Mit Hilfe von Text, Spiel, Musik (PC Nackt), Bühne (Sebastian Hartmann), Kostümen (Adriana Braga Peretzki), Lichtdesign (Lothar Baumgarte) und animierten Videoprojektionen (Tilo Baumgärtel) soll ein Gesamtkunstwerk zwischen Darstellender und Bildender Kunst entstehen. Das ist den Beteiligten in Bezug auf die ästhetische Wirkung im Großen und Ganzen auch gelungen. Allein was Text und Spiel betrifft hat der Abend dann doch so seine kleinen Schwächen. Es beginnt mit dem Auftritt des alleinigen Live-Musikers PC Nackt, der einen unsichtbaren Begleiter an eines der beiden Klaviere an der Bühnenrampe führt. Eine Art mechanisches Piano, das der Musiker auf dem anderen Instrument mit bedient. Der zweite Auftritt des Abends gehört dem Schauspieler Torsten Ranft, der genüsslich einen Satz aus Schopenhauers Werk Wort für Wort in Wiederholungen entstehen lässt. „Es ist schlimm, wenn man nicht von Grund auf aus originell sein und aus ganzem Holze schneiden darf.“ Diese Originaltextstücke sind im Libretto, dass im Programmheft abgedruckt ist, meist in Versalien oder kursiv gehalten. Wir befinden uns da zu Beginn gleich mitten in Schopenhauers Abhandlungen „Ueber den Tod und sein Verhältniß zur Unzerstörbarkeit unsers Wesens an sich“. Ein Philosophieren über das „Entstehn und Vergehn“ und was so nach dem Tode sei, von den antiken Quellen über den indischen Buddhismus bis zum Neuen Testament.

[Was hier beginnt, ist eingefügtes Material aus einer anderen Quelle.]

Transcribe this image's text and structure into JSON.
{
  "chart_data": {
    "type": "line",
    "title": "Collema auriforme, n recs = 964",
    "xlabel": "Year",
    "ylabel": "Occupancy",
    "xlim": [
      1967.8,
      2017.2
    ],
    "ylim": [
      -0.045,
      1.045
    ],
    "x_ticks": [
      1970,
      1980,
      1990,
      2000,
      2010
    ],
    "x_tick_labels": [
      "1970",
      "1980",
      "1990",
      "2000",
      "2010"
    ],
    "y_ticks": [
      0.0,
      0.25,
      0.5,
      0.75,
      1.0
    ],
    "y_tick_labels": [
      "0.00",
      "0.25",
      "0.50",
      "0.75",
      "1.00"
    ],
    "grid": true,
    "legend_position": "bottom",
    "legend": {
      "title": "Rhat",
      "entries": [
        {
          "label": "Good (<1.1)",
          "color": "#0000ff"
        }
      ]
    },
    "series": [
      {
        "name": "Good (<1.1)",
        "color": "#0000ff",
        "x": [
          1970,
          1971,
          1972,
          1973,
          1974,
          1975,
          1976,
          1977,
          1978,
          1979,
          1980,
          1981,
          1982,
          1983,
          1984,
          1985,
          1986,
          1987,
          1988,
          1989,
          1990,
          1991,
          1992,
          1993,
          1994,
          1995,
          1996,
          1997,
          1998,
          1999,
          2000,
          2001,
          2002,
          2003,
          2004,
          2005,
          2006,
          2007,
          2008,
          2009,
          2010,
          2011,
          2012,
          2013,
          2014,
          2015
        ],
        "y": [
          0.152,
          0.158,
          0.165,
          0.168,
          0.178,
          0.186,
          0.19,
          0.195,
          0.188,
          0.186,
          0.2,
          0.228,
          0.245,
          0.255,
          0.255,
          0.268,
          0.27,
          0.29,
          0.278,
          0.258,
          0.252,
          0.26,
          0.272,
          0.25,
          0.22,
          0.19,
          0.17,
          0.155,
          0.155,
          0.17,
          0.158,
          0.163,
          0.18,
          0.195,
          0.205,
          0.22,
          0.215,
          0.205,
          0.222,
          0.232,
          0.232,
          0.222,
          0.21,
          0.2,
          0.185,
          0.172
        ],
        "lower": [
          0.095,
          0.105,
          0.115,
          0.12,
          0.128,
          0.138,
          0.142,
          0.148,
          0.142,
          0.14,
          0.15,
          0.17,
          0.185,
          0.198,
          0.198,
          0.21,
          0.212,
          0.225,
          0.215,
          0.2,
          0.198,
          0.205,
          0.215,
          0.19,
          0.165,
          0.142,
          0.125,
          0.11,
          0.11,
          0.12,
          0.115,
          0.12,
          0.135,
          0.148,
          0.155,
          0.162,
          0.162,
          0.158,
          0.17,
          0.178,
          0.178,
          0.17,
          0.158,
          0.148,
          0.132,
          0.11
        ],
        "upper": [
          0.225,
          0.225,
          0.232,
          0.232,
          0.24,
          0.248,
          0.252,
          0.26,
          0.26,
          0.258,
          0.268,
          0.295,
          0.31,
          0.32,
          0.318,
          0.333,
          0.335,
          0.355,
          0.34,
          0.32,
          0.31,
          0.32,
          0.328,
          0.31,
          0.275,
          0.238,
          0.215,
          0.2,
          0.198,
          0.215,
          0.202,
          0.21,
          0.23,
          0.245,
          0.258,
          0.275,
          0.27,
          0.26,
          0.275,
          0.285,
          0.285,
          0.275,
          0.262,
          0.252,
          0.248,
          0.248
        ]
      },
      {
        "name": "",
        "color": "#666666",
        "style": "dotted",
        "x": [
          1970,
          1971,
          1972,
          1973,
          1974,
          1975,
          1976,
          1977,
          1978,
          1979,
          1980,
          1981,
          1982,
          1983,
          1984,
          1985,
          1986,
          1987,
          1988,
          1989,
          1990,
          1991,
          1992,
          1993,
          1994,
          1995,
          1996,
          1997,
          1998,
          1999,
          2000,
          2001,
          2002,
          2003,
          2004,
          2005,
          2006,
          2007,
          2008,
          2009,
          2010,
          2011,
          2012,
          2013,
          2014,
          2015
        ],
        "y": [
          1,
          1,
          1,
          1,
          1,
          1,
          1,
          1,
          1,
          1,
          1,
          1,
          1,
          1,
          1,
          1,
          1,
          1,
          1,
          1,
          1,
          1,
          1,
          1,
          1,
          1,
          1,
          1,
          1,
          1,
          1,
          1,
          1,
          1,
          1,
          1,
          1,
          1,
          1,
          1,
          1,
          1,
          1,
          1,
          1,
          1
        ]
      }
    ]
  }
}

Irgendetwas von Weihefestpiel hat das Ganze auch, wenn die drei Schauspieler (Marin Blülle, David Kosel, Torsten Ranft) und drei Schauspielerinnen (Kriemhild Hamann, Sarah Schmidt, Nadja Stübiger), in schwarzen Mönchsgewändern die Männer, in klassisch-antiken weißen Plissee-Kleidchen die Frauen, über die Bühne huschen. Hartmann hat dazu eine wie ein Gehirn gewundene Metallrohrkonstruktion auf die Bühne gestellt. Vielleicht so eine Art stilisierter übergeordneter Weltwille. Schopenhauers Ideen vom alles beeinflussenden Willen und der Welt, die der Mensch nur durch die eigene Vorstellung wahrnimmt, wabern auch durch den Text. Aber vor allem Schopenhauers Naturbetrachtungen mit der Einbeziehung der Tier- und Pflanzenwelt, die Beziehung von Objekt und Subjekt und seine erkenntnistheoretischen Gedanken bestimmen die einzeln und chorisch vorgetragenen bzw. zur Musik von PC Nackt gesungenen Texte. Da ist vom Rochen auf dem Meeresgrund weit weg des Menschenjammers oder vom All und schwarzen Löchern die Rede.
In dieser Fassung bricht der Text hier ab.